Abstract

Next-generation genome sequencing has enabled the discovery of numerous disease- or drug-response-associated nonsynonymous single nucleotide variants (nsSNVs) that alter the amino acid sequences of a protein. Although several studies have attempted to characterize pathogenic nsSNVs, few have been confirmed as single amino acid variants (SAAVs) at the protein level. Here we developed the SAAVpedia platform to identify, annotate, and retrieve pathogenic SAAV candidates from proteomic and genomic data. The platform consists of four modules: SAAVidentifier, SAAVannotator, SNV/SAAVretriever, and SAAVvisualizer. The SAAVidentifier provides a reference database containing 18 206 090 SAAVs and performs the identification and quality assessment of SAAVs. The SAAVannotator provides functional annotation with biological, clinical, and pharmacological information for the interpretation of condition-specific SAAVs. The SNV/SAAVretriever module enables bidirectional navigation between relevant SAAVs and nsSNVs with diverse genomic and proteomic data. SAAVvisualizer provides various statistical plots based on functional annotations of detected SAAVs.

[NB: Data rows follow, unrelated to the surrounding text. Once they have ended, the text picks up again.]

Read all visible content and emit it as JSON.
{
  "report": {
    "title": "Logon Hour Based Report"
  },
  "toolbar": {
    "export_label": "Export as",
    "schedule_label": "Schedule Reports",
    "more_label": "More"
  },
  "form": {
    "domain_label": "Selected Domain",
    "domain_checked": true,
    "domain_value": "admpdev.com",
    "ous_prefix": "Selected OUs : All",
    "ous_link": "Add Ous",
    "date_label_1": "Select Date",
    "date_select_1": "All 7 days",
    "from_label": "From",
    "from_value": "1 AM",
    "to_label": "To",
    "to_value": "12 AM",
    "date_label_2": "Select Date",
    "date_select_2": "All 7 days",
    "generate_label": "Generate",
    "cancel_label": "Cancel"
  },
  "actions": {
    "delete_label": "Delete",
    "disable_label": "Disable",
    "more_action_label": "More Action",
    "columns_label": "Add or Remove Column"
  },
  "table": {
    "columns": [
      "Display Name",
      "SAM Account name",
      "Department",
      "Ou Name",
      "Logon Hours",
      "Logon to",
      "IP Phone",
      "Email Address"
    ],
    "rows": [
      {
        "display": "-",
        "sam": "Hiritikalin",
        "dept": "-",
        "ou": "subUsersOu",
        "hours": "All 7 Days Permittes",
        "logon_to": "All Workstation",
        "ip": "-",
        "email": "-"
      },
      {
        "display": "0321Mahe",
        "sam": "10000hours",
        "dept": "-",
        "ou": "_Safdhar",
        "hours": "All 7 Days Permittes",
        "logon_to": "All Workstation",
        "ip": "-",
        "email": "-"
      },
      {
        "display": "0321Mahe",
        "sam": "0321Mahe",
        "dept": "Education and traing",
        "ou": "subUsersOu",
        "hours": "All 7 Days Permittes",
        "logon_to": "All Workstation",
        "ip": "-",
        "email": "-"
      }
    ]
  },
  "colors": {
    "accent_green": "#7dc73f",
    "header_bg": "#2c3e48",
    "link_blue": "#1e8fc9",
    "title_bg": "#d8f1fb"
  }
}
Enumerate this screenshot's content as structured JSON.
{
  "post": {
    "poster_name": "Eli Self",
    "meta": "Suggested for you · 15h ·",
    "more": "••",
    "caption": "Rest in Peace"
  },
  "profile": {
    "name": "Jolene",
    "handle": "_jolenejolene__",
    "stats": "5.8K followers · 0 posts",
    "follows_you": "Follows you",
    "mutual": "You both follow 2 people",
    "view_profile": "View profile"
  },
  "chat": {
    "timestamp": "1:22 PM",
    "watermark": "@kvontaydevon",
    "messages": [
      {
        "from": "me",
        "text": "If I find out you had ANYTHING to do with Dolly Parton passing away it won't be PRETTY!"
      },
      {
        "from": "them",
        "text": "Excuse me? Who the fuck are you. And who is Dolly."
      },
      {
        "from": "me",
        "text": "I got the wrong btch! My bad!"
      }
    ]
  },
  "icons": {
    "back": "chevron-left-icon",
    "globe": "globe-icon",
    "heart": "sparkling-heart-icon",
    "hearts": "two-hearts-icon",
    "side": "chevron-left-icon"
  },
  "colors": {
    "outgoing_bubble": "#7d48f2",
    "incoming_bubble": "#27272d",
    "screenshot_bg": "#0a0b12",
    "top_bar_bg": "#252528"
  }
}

To demonstrate the utility of SAAVpedia, the proteogenomic pipeline with protein-protein interaction network analysis was applied to proteomic data from breast cancer and glioblastoma patients. We identified 1326 and 12 breast-cancer- and glioblastoma-related genes that contained one or more SAAVs, including BRCA2 and FAM49B, respectively. SAAVpedia is a suitable platform for confirming whether a genomic variant is maintained in an amino acid sequence. Furthermore, as a result of the SAAV discovery of these positive controls, the SAAVpedia could play a key role in the protein functional study for the Human Proteome Project (HPP).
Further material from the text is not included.